'Simple' permutation problem

1. Jun 24, 2010

majormuss

1. The problem statement, all variables and given/known data
In how many ways can this selection: {0,1,2,3,4,5} be written in a 3 digit form?(without repetition)

2. Relevant equations

3. The attempt at a solution
my answer was 120 but the book says it's 100, I am confused.. need help.

2. Jun 24, 2010

Staff: Mentor

Assuming that numbers such as 012 are allowed, I get 120 also. Starting from the hundreds' place, any of the six digits can be used. In the tens' place, any of five remaining digits can be used. In th ones' place any of the four remaining digits can be used. 6 * 5 * 4 = 120.

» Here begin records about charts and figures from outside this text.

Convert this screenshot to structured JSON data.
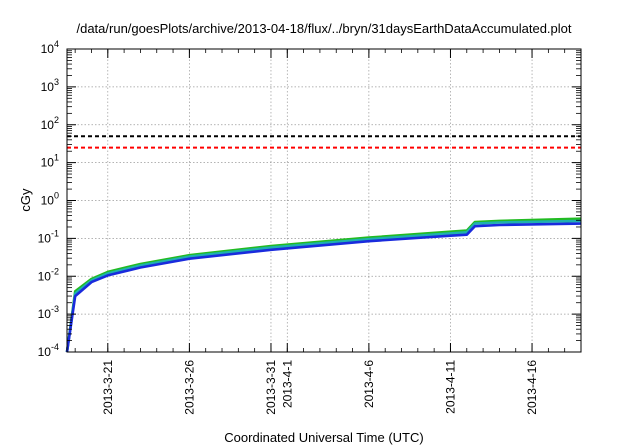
{
  "chart_data": {
    "type": "line",
    "title": "/data/run/goesPlots/archive/2013-04-18/flux/../bryn/31daysEarthDataAccumulated.plot",
    "xlabel": "Coordinated Universal Time (UTC)",
    "ylabel": "cGy",
    "yscale": "log",
    "ylim": [
      0.0001,
      10000
    ],
    "xlim": [
      "2013-03-18 12:00",
      "2013-04-19"
    ],
    "y_ticks": [
      {
        "base": "10",
        "exp": "-4",
        "value": 0.0001
      },
      {
        "base": "10",
        "exp": "-3",
        "value": 0.001
      },
      {
        "base": "10",
        "exp": "-2",
        "value": 0.01
      },
      {
        "base": "10",
        "exp": "-1",
        "value": 0.1
      },
      {
        "base": "10",
        "exp": "0",
        "value": 1
      },
      {
        "base": "10",
        "exp": "1",
        "value": 10
      },
      {
        "base": "10",
        "exp": "2",
        "value": 100
      },
      {
        "base": "10",
        "exp": "3",
        "value": 1000
      },
      {
        "base": "10",
        "exp": "4",
        "value": 10000
      }
    ],
    "x_ticks": [
      {
        "date": "2013-03-21",
        "labels": [
          "2013-3-21"
        ]
      },
      {
        "date": "2013-03-26",
        "labels": [
          "2013-3-26"
        ]
      },
      {
        "date": "2013-03-31",
        "labels": [
          "2013-3-31"
        ]
      },
      {
        "date": "2013-04-01",
        "labels": [
          "2013-4-1"
        ]
      },
      {
        "date": "2013-04-06",
        "labels": [
          "2013-4-6"
        ]
      },
      {
        "date": "2013-04-11",
        "labels": [
          "2013-4-11"
        ]
      },
      {
        "date": "2013-04-16",
        "labels": [
          "2013-4-16"
        ]
      }
    ],
    "grid": true,
    "series": [
      {
        "color": "#000000",
        "style": "dashed",
        "x": [
          "2013-03-18 12:00",
          "2013-04-19"
        ],
        "y": [
          50,
          50
        ]
      },
      {
        "color": "#ff0000",
        "style": "dashed",
        "x": [
          "2013-03-18 12:00",
          "2013-04-19"
        ],
        "y": [
          25,
          25
        ]
      },
      {
        "color": "#22bb22",
        "style": "solid",
        "x": [
          "2013-03-18 12:00",
          "2013-03-19",
          "2013-03-20",
          "2013-03-21",
          "2013-03-23",
          "2013-03-26",
          "2013-03-31",
          "2013-04-06",
          "2013-04-11",
          "2013-04-12",
          "2013-04-12 12:00",
          "2013-04-14",
          "2013-04-19"
        ],
        "y": [
          0.0001,
          0.004,
          0.0085,
          0.013,
          0.021,
          0.036,
          0.063,
          0.105,
          0.15,
          0.16,
          0.27,
          0.29,
          0.33
        ]
      },
      {
        "color": "#1fb0b0",
        "style": "solid",
        "x": [
          "2013-03-18 12:00",
          "2013-03-19",
          "2013-03-20",
          "2013-03-21",
          "2013-03-23",
          "2013-03-26",
          "2013-03-31",
          "2013-04-06",
          "2013-04-11",
          "2013-04-12",
          "2013-04-12 12:00",
          "2013-04-14",
          "2013-04-19"
        ],
        "y": [
          0.0001,
          0.0035,
          0.0077,
          0.0118,
          0.0192,
          0.033,
          0.057,
          0.095,
          0.135,
          0.145,
          0.245,
          0.262,
          0.29
        ]
      },
      {
        "color": "#1a2bdd",
        "style": "solid",
        "x": [
          "2013-03-18 12:00",
          "2013-03-19",
          "2013-03-20",
          "2013-03-21",
          "2013-03-23",
          "2013-03-26",
          "2013-03-31",
          "2013-04-06",
          "2013-04-11",
          "2013-04-12",
          "2013-04-12 12:00",
          "2013-04-14",
          "2013-04-19"
        ],
        "y": [
          0.0001,
          0.003,
          0.007,
          0.0105,
          0.017,
          0.029,
          0.05,
          0.084,
          0.118,
          0.125,
          0.21,
          0.225,
          0.245
        ]
      }
    ]
  }
}
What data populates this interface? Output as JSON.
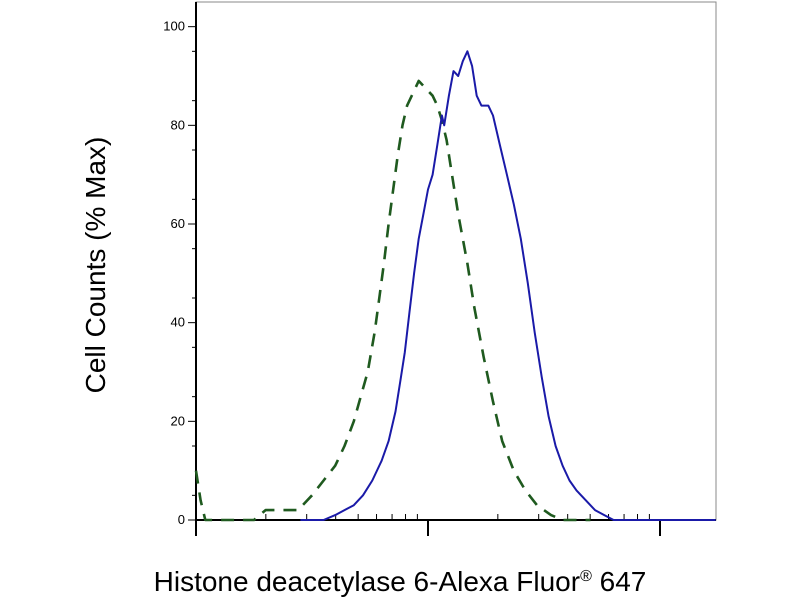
{
  "chart_data": {
    "type": "line",
    "xlabel": {
      "main": "Histone deacetylase 6-Alexa Fluor",
      "reg": "®",
      "tail": " 647"
    },
    "ylabel": "Cell Counts (% Max)",
    "ylim": [
      0,
      100
    ],
    "yticks": [
      0,
      20,
      40,
      60,
      80,
      100
    ],
    "xscale": "log",
    "xlim_decades": [
      0,
      2.24
    ],
    "grid": false,
    "legend": "none",
    "series": [
      {
        "style": "dashed",
        "color": "#1f5a1f",
        "points": [
          [
            0.0,
            10
          ],
          [
            0.02,
            4
          ],
          [
            0.04,
            0
          ],
          [
            0.12,
            0
          ],
          [
            0.2,
            0
          ],
          [
            0.25,
            0
          ],
          [
            0.3,
            2
          ],
          [
            0.38,
            2
          ],
          [
            0.44,
            2
          ],
          [
            0.5,
            5
          ],
          [
            0.55,
            8
          ],
          [
            0.6,
            11
          ],
          [
            0.64,
            15
          ],
          [
            0.68,
            20
          ],
          [
            0.71,
            25
          ],
          [
            0.74,
            30
          ],
          [
            0.77,
            38
          ],
          [
            0.79,
            45
          ],
          [
            0.81,
            52
          ],
          [
            0.83,
            60
          ],
          [
            0.85,
            67
          ],
          [
            0.87,
            74
          ],
          [
            0.89,
            80
          ],
          [
            0.91,
            84
          ],
          [
            0.94,
            87
          ],
          [
            0.96,
            89
          ],
          [
            0.98,
            88
          ],
          [
            1.0,
            87
          ],
          [
            1.02,
            86
          ],
          [
            1.04,
            84
          ],
          [
            1.06,
            81
          ],
          [
            1.08,
            77
          ],
          [
            1.1,
            71
          ],
          [
            1.13,
            62
          ],
          [
            1.17,
            52
          ],
          [
            1.2,
            43
          ],
          [
            1.24,
            33
          ],
          [
            1.28,
            24
          ],
          [
            1.32,
            16
          ],
          [
            1.37,
            10
          ],
          [
            1.42,
            6
          ],
          [
            1.47,
            3
          ],
          [
            1.53,
            1
          ],
          [
            1.58,
            0
          ],
          [
            1.62,
            0
          ],
          [
            1.7,
            0
          ]
        ]
      },
      {
        "style": "solid",
        "color": "#1a1aa8",
        "points": [
          [
            0.45,
            0
          ],
          [
            0.5,
            0
          ],
          [
            0.55,
            0
          ],
          [
            0.6,
            1
          ],
          [
            0.64,
            2
          ],
          [
            0.68,
            3
          ],
          [
            0.72,
            5
          ],
          [
            0.76,
            8
          ],
          [
            0.8,
            12
          ],
          [
            0.83,
            16
          ],
          [
            0.86,
            22
          ],
          [
            0.88,
            28
          ],
          [
            0.9,
            34
          ],
          [
            0.92,
            42
          ],
          [
            0.94,
            50
          ],
          [
            0.96,
            57
          ],
          [
            0.98,
            62
          ],
          [
            1.0,
            67
          ],
          [
            1.02,
            70
          ],
          [
            1.04,
            76
          ],
          [
            1.06,
            82
          ],
          [
            1.07,
            80
          ],
          [
            1.09,
            86
          ],
          [
            1.11,
            91
          ],
          [
            1.13,
            90
          ],
          [
            1.15,
            93
          ],
          [
            1.17,
            95
          ],
          [
            1.19,
            92
          ],
          [
            1.21,
            86
          ],
          [
            1.23,
            84
          ],
          [
            1.26,
            84
          ],
          [
            1.28,
            82
          ],
          [
            1.31,
            76
          ],
          [
            1.34,
            70
          ],
          [
            1.37,
            64
          ],
          [
            1.4,
            57
          ],
          [
            1.43,
            48
          ],
          [
            1.46,
            38
          ],
          [
            1.49,
            29
          ],
          [
            1.52,
            21
          ],
          [
            1.55,
            15
          ],
          [
            1.58,
            11
          ],
          [
            1.61,
            8
          ],
          [
            1.64,
            6
          ],
          [
            1.68,
            4
          ],
          [
            1.72,
            2
          ],
          [
            1.76,
            1
          ],
          [
            1.8,
            0
          ],
          [
            1.86,
            0
          ],
          [
            1.92,
            0
          ],
          [
            2.0,
            0
          ],
          [
            2.1,
            0
          ],
          [
            2.24,
            0
          ]
        ]
      }
    ]
  }
}
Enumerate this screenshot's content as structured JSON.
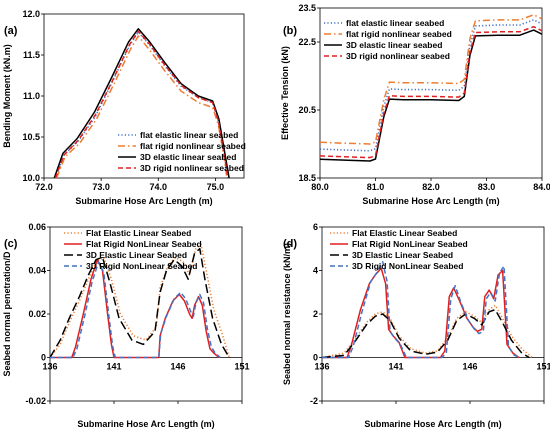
{
  "chart_data": [
    {
      "panel": "(a)",
      "type": "line",
      "xlabel": "Submarine Hose Arc Length (m)",
      "ylabel": "Bending Moment (kN.m)",
      "xlim": [
        72.0,
        75.5
      ],
      "ylim": [
        10.0,
        12.0
      ],
      "xticks": [
        "72.0",
        "73.0",
        "74.0",
        "75.0"
      ],
      "yticks": [
        "10.0",
        "10.5",
        "11.0",
        "11.5",
        "12.0"
      ],
      "legend_position": "bottom-right",
      "series": [
        {
          "name": "flat elastic linear seabed",
          "color": "#4472C4",
          "dash": "dotted",
          "x": [
            72.2,
            72.35,
            72.6,
            72.9,
            73.2,
            73.5,
            73.65,
            73.85,
            74.1,
            74.4,
            74.7,
            74.95,
            75.05,
            75.15,
            75.22
          ],
          "y": [
            10.0,
            10.28,
            10.45,
            10.75,
            11.18,
            11.62,
            11.78,
            11.62,
            11.38,
            11.12,
            10.98,
            10.92,
            10.7,
            10.3,
            10.0
          ]
        },
        {
          "name": "flat rigid nonlinear seabed",
          "color": "#ED7D31",
          "dash": "dashdot",
          "x": [
            72.22,
            72.37,
            72.62,
            72.92,
            73.22,
            73.52,
            73.65,
            73.85,
            74.1,
            74.4,
            74.7,
            74.95,
            75.05,
            75.15,
            75.2
          ],
          "y": [
            10.0,
            10.26,
            10.42,
            10.72,
            11.14,
            11.58,
            11.73,
            11.56,
            11.32,
            11.06,
            10.92,
            10.86,
            10.65,
            10.26,
            10.0
          ]
        },
        {
          "name": "3D elastic linear seabed",
          "color": "#000000",
          "dash": "solid",
          "x": [
            72.18,
            72.33,
            72.58,
            72.88,
            73.18,
            73.48,
            73.65,
            73.85,
            74.1,
            74.4,
            74.7,
            74.95,
            75.06,
            75.16,
            75.24
          ],
          "y": [
            10.0,
            10.3,
            10.48,
            10.8,
            11.22,
            11.66,
            11.82,
            11.66,
            11.42,
            11.15,
            11.0,
            10.94,
            10.72,
            10.32,
            10.0
          ]
        },
        {
          "name": "3D rigid nonlinear seabed",
          "color": "#E02020",
          "dash": "dashed",
          "x": [
            72.2,
            72.35,
            72.6,
            72.9,
            73.2,
            73.5,
            73.65,
            73.85,
            74.1,
            74.4,
            74.7,
            74.95,
            75.05,
            75.15,
            75.22
          ],
          "y": [
            10.0,
            10.28,
            10.46,
            10.77,
            11.19,
            11.63,
            11.79,
            11.63,
            11.39,
            11.13,
            10.98,
            10.92,
            10.7,
            10.3,
            10.0
          ]
        }
      ]
    },
    {
      "panel": "(b)",
      "type": "line",
      "xlabel": "Submarine Hose Arc Length (m)",
      "ylabel": "Effective Tension (kN)",
      "xlim": [
        80.0,
        84.0
      ],
      "ylim": [
        18.5,
        23.5
      ],
      "xticks": [
        "80.0",
        "81.0",
        "82.0",
        "83.0",
        "84.0"
      ],
      "yticks": [
        "18.5",
        "20.5",
        "22.5",
        "23.5"
      ],
      "ytick_values": [
        18.5,
        20.5,
        22.5,
        23.5
      ],
      "legend_position": "top-left",
      "series": [
        {
          "name": "flat elastic linear seabed",
          "color": "#4472C4",
          "dash": "dotted",
          "x": [
            80.0,
            80.5,
            80.9,
            81.0,
            81.15,
            81.25,
            81.5,
            82.0,
            82.5,
            82.6,
            82.7,
            82.8,
            83.2,
            83.6,
            83.85,
            84.0
          ],
          "y": [
            19.35,
            19.32,
            19.3,
            19.36,
            20.6,
            21.12,
            21.1,
            21.1,
            21.08,
            21.2,
            22.4,
            22.97,
            23.0,
            23.0,
            23.15,
            23.03
          ]
        },
        {
          "name": "flat rigid nonlinear seabed",
          "color": "#ED7D31",
          "dash": "dashdot",
          "x": [
            80.0,
            80.5,
            80.9,
            81.0,
            81.15,
            81.25,
            81.5,
            82.0,
            82.5,
            82.6,
            82.7,
            82.8,
            83.2,
            83.6,
            83.85,
            84.0
          ],
          "y": [
            19.55,
            19.52,
            19.5,
            19.56,
            20.8,
            21.32,
            21.3,
            21.3,
            21.28,
            21.4,
            22.6,
            23.12,
            23.15,
            23.15,
            23.3,
            23.18
          ]
        },
        {
          "name": "3D elastic linear seabed",
          "color": "#000000",
          "dash": "solid",
          "x": [
            80.0,
            80.5,
            80.9,
            81.0,
            81.15,
            81.25,
            81.5,
            82.0,
            82.5,
            82.6,
            82.7,
            82.8,
            83.2,
            83.6,
            83.85,
            84.0
          ],
          "y": [
            19.05,
            19.02,
            19.0,
            19.06,
            20.3,
            20.82,
            20.8,
            20.8,
            20.78,
            20.9,
            22.1,
            22.68,
            22.7,
            22.7,
            22.85,
            22.73
          ]
        },
        {
          "name": "3D rigid nonlinear seabed",
          "color": "#E02020",
          "dash": "dashed",
          "x": [
            80.0,
            80.5,
            80.9,
            81.0,
            81.15,
            81.25,
            81.5,
            82.0,
            82.5,
            82.6,
            82.7,
            82.8,
            83.2,
            83.6,
            83.85,
            84.0
          ],
          "y": [
            19.15,
            19.12,
            19.1,
            19.16,
            20.4,
            20.92,
            20.9,
            20.9,
            20.88,
            21.0,
            22.2,
            22.78,
            22.8,
            22.8,
            22.95,
            22.83
          ]
        }
      ]
    },
    {
      "panel": "(c)",
      "type": "line",
      "xlabel": "Submarine Hose Arc Length (m)",
      "ylabel": "Seabed normal penetration/D",
      "xlim": [
        136,
        151
      ],
      "ylim": [
        -0.02,
        0.06
      ],
      "xticks": [
        "136",
        "141",
        "146",
        "151"
      ],
      "xtick_values": [
        136,
        141,
        146,
        151
      ],
      "yticks": [
        "-0.02",
        "0",
        "0.02",
        "0.04",
        "0.06"
      ],
      "ytick_values": [
        -0.02,
        0,
        0.02,
        0.04,
        0.06
      ],
      "legend_position": "top-left",
      "series": [
        {
          "name": "Flat Elastic Linear Seabed",
          "color": "#ED7D31",
          "dash": "dotted",
          "x": [
            136.0,
            136.8,
            137.5,
            138.3,
            139.0,
            139.6,
            140.2,
            140.8,
            141.5,
            142.5,
            143.5,
            144.3,
            144.6,
            145.2,
            145.8,
            146.4,
            146.9,
            147.4,
            147.8,
            148.2,
            148.8,
            149.5,
            150.0
          ],
          "y": [
            0.0,
            0.006,
            0.016,
            0.026,
            0.036,
            0.044,
            0.046,
            0.036,
            0.02,
            0.01,
            0.008,
            0.014,
            0.032,
            0.042,
            0.046,
            0.044,
            0.038,
            0.05,
            0.052,
            0.04,
            0.022,
            0.01,
            0.0
          ]
        },
        {
          "name": "Flat Rigid NonLinear Seabed",
          "color": "#E02020",
          "dash": "solid",
          "x": [
            136.0,
            137.7,
            138.0,
            138.6,
            139.2,
            139.7,
            140.1,
            140.5,
            140.8,
            141.0,
            141.2,
            144.5,
            144.6,
            145.0,
            145.6,
            146.1,
            146.5,
            146.9,
            147.1,
            147.3,
            147.6,
            147.9,
            148.2,
            148.5,
            148.8,
            149.2
          ],
          "y": [
            0.0,
            0.0,
            0.005,
            0.02,
            0.036,
            0.045,
            0.04,
            0.02,
            0.006,
            0.0,
            0.0,
            0.0,
            0.01,
            0.018,
            0.026,
            0.029,
            0.026,
            0.02,
            0.018,
            0.024,
            0.028,
            0.024,
            0.012,
            0.004,
            0.002,
            0.0
          ]
        },
        {
          "name": "3D Elastic Linear Seabed",
          "color": "#000000",
          "dash": "longdash",
          "x": [
            136.0,
            136.8,
            137.5,
            138.3,
            139.0,
            139.6,
            140.1,
            140.7,
            141.4,
            142.4,
            143.3,
            144.2,
            144.6,
            145.1,
            145.7,
            146.3,
            146.8,
            147.3,
            147.7,
            148.1,
            148.7,
            149.4,
            150.0
          ],
          "y": [
            0.0,
            0.008,
            0.018,
            0.028,
            0.038,
            0.045,
            0.046,
            0.034,
            0.018,
            0.008,
            0.006,
            0.012,
            0.03,
            0.04,
            0.045,
            0.042,
            0.036,
            0.048,
            0.05,
            0.036,
            0.018,
            0.006,
            0.0
          ]
        },
        {
          "name": "3D Rigid NonLinear Seabed",
          "color": "#4472C4",
          "dash": "dashed",
          "x": [
            136.0,
            137.8,
            138.1,
            138.7,
            139.3,
            139.8,
            140.2,
            140.6,
            140.9,
            141.1,
            141.3,
            144.5,
            144.65,
            145.1,
            145.7,
            146.2,
            146.6,
            147.0,
            147.2,
            147.4,
            147.7,
            148.0,
            148.3,
            148.6,
            148.9,
            149.3
          ],
          "y": [
            0.0,
            0.0,
            0.004,
            0.019,
            0.035,
            0.044,
            0.039,
            0.019,
            0.005,
            0.0,
            0.0,
            0.0,
            0.011,
            0.019,
            0.027,
            0.03,
            0.027,
            0.021,
            0.019,
            0.025,
            0.029,
            0.025,
            0.013,
            0.005,
            0.002,
            0.0
          ]
        }
      ]
    },
    {
      "panel": "(d)",
      "type": "line",
      "xlabel": "Submarine Hose Arc Length (m)",
      "ylabel": "Seabed normal resistance (kN/m)",
      "xlim": [
        136,
        151
      ],
      "ylim": [
        -2,
        6
      ],
      "xticks": [
        "136",
        "141",
        "146",
        "151"
      ],
      "xtick_values": [
        136,
        141,
        146,
        151
      ],
      "yticks": [
        "-2",
        "0",
        "2",
        "4",
        "6"
      ],
      "ytick_values": [
        -2,
        0,
        2,
        4,
        6
      ],
      "legend_position": "top-left",
      "series": [
        {
          "name": "Flat Elastic Linear Seabed",
          "color": "#ED7D31",
          "dash": "dotted",
          "x": [
            136.0,
            137.5,
            138.3,
            139.0,
            139.6,
            140.1,
            140.6,
            141.2,
            142.0,
            143.0,
            143.8,
            144.5,
            145.1,
            145.7,
            146.3,
            146.8,
            147.3,
            147.7,
            148.2,
            148.8,
            149.5,
            150.2
          ],
          "y": [
            0.0,
            0.2,
            0.9,
            1.6,
            2.0,
            2.1,
            1.8,
            1.0,
            0.4,
            0.2,
            0.3,
            0.9,
            1.8,
            2.1,
            1.9,
            1.6,
            2.2,
            2.4,
            1.8,
            1.0,
            0.4,
            0.0
          ]
        },
        {
          "name": "Flat Rigid NonLinear Seabed",
          "color": "#E02020",
          "dash": "solid",
          "x": [
            136.0,
            137.7,
            138.0,
            138.6,
            139.2,
            139.6,
            140.0,
            140.3,
            140.5,
            140.8,
            141.2,
            141.6,
            144.0,
            144.3,
            144.6,
            144.9,
            145.3,
            145.8,
            146.2,
            146.5,
            146.8,
            147.0,
            147.3,
            147.6,
            147.9,
            148.2,
            148.5,
            148.9,
            149.3
          ],
          "y": [
            0.0,
            0.0,
            0.6,
            2.2,
            3.4,
            3.8,
            4.1,
            3.4,
            1.3,
            1.0,
            0.7,
            0.0,
            0.0,
            0.3,
            2.8,
            3.2,
            2.6,
            1.8,
            1.4,
            1.2,
            1.3,
            2.8,
            3.1,
            2.7,
            3.8,
            4.0,
            0.6,
            0.2,
            0.0
          ]
        },
        {
          "name": "3D Elastic Linear Seabed",
          "color": "#000000",
          "dash": "longdash",
          "x": [
            136.0,
            137.5,
            138.3,
            139.0,
            139.6,
            140.1,
            140.6,
            141.2,
            142.0,
            143.0,
            143.8,
            144.5,
            145.1,
            145.7,
            146.3,
            146.8,
            147.3,
            147.7,
            148.2,
            148.8,
            149.5,
            150.0
          ],
          "y": [
            0.0,
            0.1,
            0.8,
            1.5,
            1.9,
            2.0,
            1.7,
            0.9,
            0.3,
            0.15,
            0.25,
            0.8,
            1.7,
            2.0,
            1.8,
            1.5,
            2.1,
            2.2,
            1.6,
            0.8,
            0.2,
            0.0
          ]
        },
        {
          "name": "3D Rigid NonLinear Seabed",
          "color": "#4472C4",
          "dash": "dashed",
          "x": [
            136.0,
            137.8,
            138.1,
            138.7,
            139.3,
            139.7,
            140.1,
            140.4,
            140.6,
            140.9,
            141.3,
            141.7,
            144.1,
            144.4,
            144.7,
            145.0,
            145.4,
            145.9,
            146.3,
            146.6,
            146.9,
            147.1,
            147.4,
            147.7,
            148.0,
            148.3,
            148.6,
            149.0,
            149.4
          ],
          "y": [
            0.0,
            0.0,
            0.5,
            2.1,
            3.5,
            3.9,
            4.4,
            3.5,
            1.2,
            0.9,
            0.6,
            0.0,
            0.0,
            0.2,
            2.7,
            3.3,
            2.5,
            1.7,
            1.3,
            1.1,
            1.2,
            2.7,
            3.0,
            2.6,
            3.9,
            4.2,
            0.5,
            0.1,
            0.0
          ]
        }
      ]
    }
  ]
}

If numbers such as 012 aren't allowed, then you have only five choices for the hundreds' digit, five for the tens' digit and four for the ones' digit.

3. Jun 24, 2010

majormuss

why do you say 5 for the hundreds and five again for the tens place? isn't it supposed to be 5,4,3?? Also why will 012 not be used? it didn't say that in the question...

4. Jun 25, 2010

Staff: Mentor

We don't usually represent numbers with leading zeroes - that's all I'm saying. If the hundreds' digit can't be 0, then it must be 1, 2, 3, 4, or 5, so there are five possibilities. The tens' digit could be 0 or any one of 1, 2, 3, 4, or 5 that hasn't already been used. That's another five. The ones' digit could be any of 0, 1, 2, 3, 4, or 5 that hasn't already been used in the other two places. That's four possibilities.

If numbers such as 012 are OK, then there are 120 different possibilities.

5. Jun 25, 2010

HallsofIvy

The problem spoke of "three digit form" which implies we are talking about numbers, not just permutations of symbols. 012= 12 which is NOT "3 digits".

For the first digit on the left you can use any of the digits 1, 2, 3, 4, or 5. For the second digit, you can use any of the remaining digits- 0, 2, 3, 4, 5 if 1 was the first digit, 0, 1, 3, 4, 5, if 2 was the first digit, etc., but 5 digits in any case. For the last digit any of the remaining 4 digits can be used. Total number of possible numbers, 5*5*4= 100.